I wanted to make sure people got the warnings at the same time that they got the "how to" manual – if I separated the warnings into a separate post, people might only read the more memetically successful "how to" posts.

I do suspect I could write a much shorter version that gets across the basic idea, but I don't expect the basic idea to actually be very useful because each of the 20 skills is pretty deep, and conveying what it's like to use them all at once is just necessarily complicated.

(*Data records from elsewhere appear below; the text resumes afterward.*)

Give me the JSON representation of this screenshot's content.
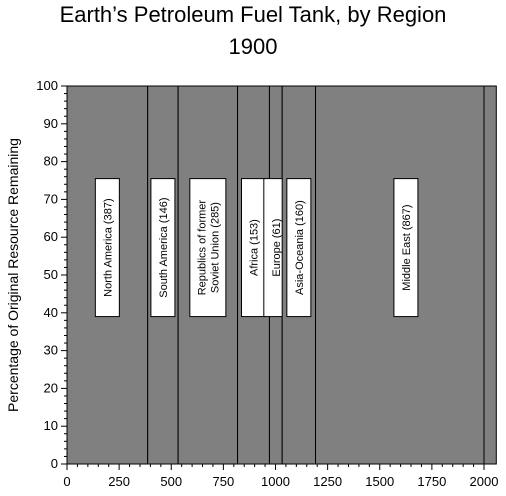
{
  "chart_data": {
    "type": "bar",
    "title": "Earth’s Petroleum Fuel Tank, by Region",
    "subtitle": "1900",
    "xlabel": "",
    "ylabel": "Percentage of Original Resource Remaining",
    "xlim": [
      0,
      2000
    ],
    "ylim": [
      0,
      100
    ],
    "x_ticks": [
      "0",
      "250",
      "500",
      "750",
      "1000",
      "1250",
      "1500",
      "1750",
      "2000"
    ],
    "y_ticks": [
      "0",
      "10",
      "20",
      "30",
      "40",
      "50",
      "60",
      "70",
      "80",
      "90",
      "100"
    ],
    "grid": false,
    "fill_color": "#808080",
    "series": [
      {
        "name": "North America (387)",
        "lines": [
          "North America (387)"
        ],
        "width": 387,
        "remaining": 100
      },
      {
        "name": "South America (146)",
        "lines": [
          "South America (146)"
        ],
        "width": 146,
        "remaining": 100
      },
      {
        "name": "Republics of former Soviet Union (285)",
        "lines": [
          "Republics of former",
          "Soviet Union (285)"
        ],
        "width": 285,
        "remaining": 100
      },
      {
        "name": "Africa (153)",
        "lines": [
          "Africa (153)"
        ],
        "width": 153,
        "remaining": 100
      },
      {
        "name": "Europe (61)",
        "lines": [
          "Europe (61)"
        ],
        "width": 61,
        "remaining": 100
      },
      {
        "name": "Asia-Oceania (160)",
        "lines": [
          "Asia-Oceania (160)"
        ],
        "width": 160,
        "remaining": 100
      },
      {
        "name": "Middle East (867)",
        "lines": [
          "Middle East (867)"
        ],
        "width": 867,
        "remaining": 100
      }
    ]
  }
}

abandon on Thinking By The Clock

Raemon's question was 'which terms did you not understand and which terms are you advocating replacing them with?'
As far as I can see, you did not share that information anywhere in the comment chain (except with the up goer five example, which already included a linked explanation), so it's not really possible for interlocutors to explain or replace whichever terms confused you.

raemon on Subskills of "Listening to Wisdom"

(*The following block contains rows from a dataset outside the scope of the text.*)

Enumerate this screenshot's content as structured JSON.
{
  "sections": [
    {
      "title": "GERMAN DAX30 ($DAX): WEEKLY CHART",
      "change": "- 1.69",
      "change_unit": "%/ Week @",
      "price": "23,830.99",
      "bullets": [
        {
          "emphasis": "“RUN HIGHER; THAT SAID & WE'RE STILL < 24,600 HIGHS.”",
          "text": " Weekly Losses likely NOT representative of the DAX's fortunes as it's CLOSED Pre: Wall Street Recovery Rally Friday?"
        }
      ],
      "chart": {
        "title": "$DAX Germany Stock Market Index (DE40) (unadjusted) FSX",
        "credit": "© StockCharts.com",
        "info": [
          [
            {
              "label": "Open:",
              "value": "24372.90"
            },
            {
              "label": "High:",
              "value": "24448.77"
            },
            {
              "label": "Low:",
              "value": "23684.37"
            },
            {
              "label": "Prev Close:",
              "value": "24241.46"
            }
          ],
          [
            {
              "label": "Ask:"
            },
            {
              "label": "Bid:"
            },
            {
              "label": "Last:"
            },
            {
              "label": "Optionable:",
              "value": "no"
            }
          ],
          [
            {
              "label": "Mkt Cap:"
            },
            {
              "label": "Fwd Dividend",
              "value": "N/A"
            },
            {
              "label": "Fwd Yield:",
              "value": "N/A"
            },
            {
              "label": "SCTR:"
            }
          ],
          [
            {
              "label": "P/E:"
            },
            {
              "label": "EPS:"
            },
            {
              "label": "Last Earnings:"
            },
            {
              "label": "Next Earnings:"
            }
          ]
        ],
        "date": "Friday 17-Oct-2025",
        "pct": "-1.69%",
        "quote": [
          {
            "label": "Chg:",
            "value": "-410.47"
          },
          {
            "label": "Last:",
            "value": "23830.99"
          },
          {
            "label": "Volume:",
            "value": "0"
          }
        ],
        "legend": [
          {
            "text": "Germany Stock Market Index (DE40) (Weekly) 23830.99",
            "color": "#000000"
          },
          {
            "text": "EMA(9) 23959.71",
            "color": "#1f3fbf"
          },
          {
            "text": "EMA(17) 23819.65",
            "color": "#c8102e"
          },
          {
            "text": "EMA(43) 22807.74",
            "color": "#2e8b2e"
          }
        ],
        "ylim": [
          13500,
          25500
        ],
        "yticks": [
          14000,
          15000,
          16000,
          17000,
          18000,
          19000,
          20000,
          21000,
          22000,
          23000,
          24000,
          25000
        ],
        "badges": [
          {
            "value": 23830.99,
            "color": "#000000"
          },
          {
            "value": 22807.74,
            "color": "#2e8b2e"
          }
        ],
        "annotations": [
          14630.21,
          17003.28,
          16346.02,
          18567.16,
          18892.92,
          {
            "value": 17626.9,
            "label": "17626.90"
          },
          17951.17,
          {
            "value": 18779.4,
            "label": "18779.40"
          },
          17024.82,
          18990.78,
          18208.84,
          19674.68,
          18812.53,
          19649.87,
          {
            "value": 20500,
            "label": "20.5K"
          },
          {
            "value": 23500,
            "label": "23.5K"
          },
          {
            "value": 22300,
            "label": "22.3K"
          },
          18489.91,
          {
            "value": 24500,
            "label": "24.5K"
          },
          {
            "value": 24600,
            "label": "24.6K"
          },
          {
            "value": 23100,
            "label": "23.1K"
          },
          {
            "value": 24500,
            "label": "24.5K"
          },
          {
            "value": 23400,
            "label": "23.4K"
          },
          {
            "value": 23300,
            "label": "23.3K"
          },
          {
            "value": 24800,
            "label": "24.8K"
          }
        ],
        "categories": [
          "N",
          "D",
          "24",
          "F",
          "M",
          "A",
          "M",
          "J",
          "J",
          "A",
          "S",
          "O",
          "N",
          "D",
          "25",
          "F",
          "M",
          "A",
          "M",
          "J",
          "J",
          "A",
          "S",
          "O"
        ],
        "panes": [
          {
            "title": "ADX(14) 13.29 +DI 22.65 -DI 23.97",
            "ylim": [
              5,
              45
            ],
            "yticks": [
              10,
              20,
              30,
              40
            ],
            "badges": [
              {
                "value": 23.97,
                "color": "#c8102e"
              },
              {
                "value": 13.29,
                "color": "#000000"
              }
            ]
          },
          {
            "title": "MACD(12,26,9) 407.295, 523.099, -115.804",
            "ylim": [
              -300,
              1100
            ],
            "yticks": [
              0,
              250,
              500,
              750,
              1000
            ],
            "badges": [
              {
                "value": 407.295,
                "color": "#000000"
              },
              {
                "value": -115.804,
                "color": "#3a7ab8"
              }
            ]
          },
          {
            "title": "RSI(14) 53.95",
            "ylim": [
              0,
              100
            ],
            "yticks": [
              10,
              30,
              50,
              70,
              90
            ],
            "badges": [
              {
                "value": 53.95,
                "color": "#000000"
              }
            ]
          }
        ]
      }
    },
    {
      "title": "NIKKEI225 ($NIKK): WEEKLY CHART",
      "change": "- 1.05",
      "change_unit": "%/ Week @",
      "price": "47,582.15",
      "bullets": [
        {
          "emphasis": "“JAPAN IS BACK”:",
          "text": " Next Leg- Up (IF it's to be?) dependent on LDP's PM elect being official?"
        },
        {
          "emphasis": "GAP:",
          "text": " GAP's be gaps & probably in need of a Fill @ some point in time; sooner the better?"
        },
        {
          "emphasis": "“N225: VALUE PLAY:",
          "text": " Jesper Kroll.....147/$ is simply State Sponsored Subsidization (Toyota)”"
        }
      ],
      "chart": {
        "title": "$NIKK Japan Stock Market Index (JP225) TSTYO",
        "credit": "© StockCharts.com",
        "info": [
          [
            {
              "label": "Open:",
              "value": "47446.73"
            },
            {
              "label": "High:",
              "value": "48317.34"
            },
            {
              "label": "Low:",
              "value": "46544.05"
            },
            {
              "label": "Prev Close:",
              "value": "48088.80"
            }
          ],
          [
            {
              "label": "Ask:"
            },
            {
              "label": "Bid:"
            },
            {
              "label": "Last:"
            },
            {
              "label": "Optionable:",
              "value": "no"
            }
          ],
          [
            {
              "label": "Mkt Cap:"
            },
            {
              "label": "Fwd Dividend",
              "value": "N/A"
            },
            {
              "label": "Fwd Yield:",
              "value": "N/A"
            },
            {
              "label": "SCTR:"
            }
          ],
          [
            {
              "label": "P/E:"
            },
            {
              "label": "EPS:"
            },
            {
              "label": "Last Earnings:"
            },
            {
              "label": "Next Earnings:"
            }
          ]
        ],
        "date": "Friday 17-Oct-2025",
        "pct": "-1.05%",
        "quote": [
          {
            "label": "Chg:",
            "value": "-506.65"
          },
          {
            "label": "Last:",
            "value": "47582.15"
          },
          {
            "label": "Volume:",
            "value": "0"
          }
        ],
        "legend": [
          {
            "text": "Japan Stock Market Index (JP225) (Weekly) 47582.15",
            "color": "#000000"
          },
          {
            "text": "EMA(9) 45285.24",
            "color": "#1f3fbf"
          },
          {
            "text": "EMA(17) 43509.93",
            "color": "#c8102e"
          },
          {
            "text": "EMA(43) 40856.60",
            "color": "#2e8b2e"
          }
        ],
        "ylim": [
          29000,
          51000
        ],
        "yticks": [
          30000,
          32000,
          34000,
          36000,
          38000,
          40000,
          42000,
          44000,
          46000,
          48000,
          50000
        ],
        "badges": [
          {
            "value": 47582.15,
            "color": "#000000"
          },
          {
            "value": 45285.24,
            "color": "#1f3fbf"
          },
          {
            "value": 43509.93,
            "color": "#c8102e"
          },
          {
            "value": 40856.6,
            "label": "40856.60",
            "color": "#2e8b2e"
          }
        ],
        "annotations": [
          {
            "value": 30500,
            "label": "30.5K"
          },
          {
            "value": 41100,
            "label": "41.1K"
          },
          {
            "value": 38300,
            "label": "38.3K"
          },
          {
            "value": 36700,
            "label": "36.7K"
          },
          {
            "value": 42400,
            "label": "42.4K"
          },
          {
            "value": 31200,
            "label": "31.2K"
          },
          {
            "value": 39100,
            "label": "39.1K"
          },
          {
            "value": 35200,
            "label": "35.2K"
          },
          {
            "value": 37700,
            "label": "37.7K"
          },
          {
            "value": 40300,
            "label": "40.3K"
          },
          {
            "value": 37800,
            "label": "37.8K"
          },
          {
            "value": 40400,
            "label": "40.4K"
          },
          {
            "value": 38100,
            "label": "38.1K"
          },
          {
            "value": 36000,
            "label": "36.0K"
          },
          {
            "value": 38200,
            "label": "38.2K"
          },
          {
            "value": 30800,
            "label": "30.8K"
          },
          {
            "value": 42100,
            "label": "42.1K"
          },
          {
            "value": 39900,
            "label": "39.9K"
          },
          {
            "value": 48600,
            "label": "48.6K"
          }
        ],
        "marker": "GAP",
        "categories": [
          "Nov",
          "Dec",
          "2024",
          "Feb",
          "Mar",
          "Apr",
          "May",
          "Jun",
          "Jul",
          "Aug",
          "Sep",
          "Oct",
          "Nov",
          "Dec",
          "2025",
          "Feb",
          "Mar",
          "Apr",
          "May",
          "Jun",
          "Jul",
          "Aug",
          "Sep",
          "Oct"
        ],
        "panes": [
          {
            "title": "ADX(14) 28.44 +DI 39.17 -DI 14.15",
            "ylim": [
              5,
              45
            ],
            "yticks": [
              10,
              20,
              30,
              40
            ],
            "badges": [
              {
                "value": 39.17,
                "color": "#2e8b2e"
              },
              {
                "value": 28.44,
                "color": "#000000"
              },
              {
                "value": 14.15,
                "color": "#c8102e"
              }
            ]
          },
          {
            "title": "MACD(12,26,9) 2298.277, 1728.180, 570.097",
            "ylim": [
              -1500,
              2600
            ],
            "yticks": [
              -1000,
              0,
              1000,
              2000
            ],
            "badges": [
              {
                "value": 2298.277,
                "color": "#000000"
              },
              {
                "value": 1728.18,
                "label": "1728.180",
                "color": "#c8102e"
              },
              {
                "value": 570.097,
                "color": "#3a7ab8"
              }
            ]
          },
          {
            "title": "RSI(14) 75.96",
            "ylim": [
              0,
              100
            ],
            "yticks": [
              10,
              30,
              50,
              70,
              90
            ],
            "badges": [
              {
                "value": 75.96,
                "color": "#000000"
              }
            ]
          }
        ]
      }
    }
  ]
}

I will say I think there are a few different things people mean by burnout, but, they are each individually pretty real. Three examples that come to mind easily:

"Overworked" burnout.

If I've been working 60 hour weeks for months on end, eventually I'm just like "I can't do this anymore." My brain gets foggy. I feel exhausted. My body/mind start to rebel at the prospect of doing of more of that type of work.

In my experience, this lasts 1-3 weeks (if I am able to notice and stop and switch to a more relaxed mode). When I do major projects, I have a decent sense of when Overworked Burnout is coming, and I time the projects such that I work up until my limit, then take a couple weeks to recover.

"Overworked + Trapped" burnout.

As above, except for some reason I don't have the ability to stop – people are depending on me, or future me is depending on me, and if I were to take a break a whole bunch of projects or relationships would come crashing down and destroy a lot of stuff I care about.

Something about this has a horrible coercive feeling that is qualitatively different being tired/overworked. Some kind of "sick to my stomach", want to curl up and hide but you can't curl up and hide. This can happen because your boss is making excessive demands on you (or firing you), or simply because I volunteered myself into the position. Each of those feels differently bad. The former because you maybe really can't escape without losing resources that you need. The latter because if I've put myself in this situation, than something about my self-image and how others will relate to me will have to change if I were to escape.

"Things are deeply fucked burnout."

This feels similar to the Overworked+Trapped but it's some other kind of trapped other than just "needing to put in a lot of hours." Like, maybe there's conflict at work, or in a close relationship, and there are parts of it you can't talk about with anyone, and the people you can easily talk about it with have some perspective that feels wrong to you and it's hard to hold onto your own sense of sanity.

In some (many?) cases the right move here is to walk away, but that might be hard either because you need money/resources from the group, or you've invested so much of your identity into it that letting go requires reorganizing how you conceptualize yourself and your goals and your social scene.

This can cause a number of things other than burnout, i.e. various trauma responses. But I think a "burnout" flavored version of it can come when you have to live in this state for months or years. I haven't had this quite happen to me, but the people who've had "conflict based burnout" or "no longer really believe in their job/mission/relationship" flavor burnout can leave people struggling to do much-of-anything on purpose for months.

quetzal_rainbow on Inference-Time-Compute: More Faithful? A Research Note

Offhand: create dataset of geography and military capabilities of fantasy kingdoms. Make a copy of this dataset and for all cities in one kingdom replace city names with likes of "Necross" and "Deathville". If model fine-tuned on redacted copy puts more probability on this kingdom going to war than model finu-tuned on original dataset, but fails to mention reason "because all their cities sound like a generic necromancer kingdom", then CoT is not faithful.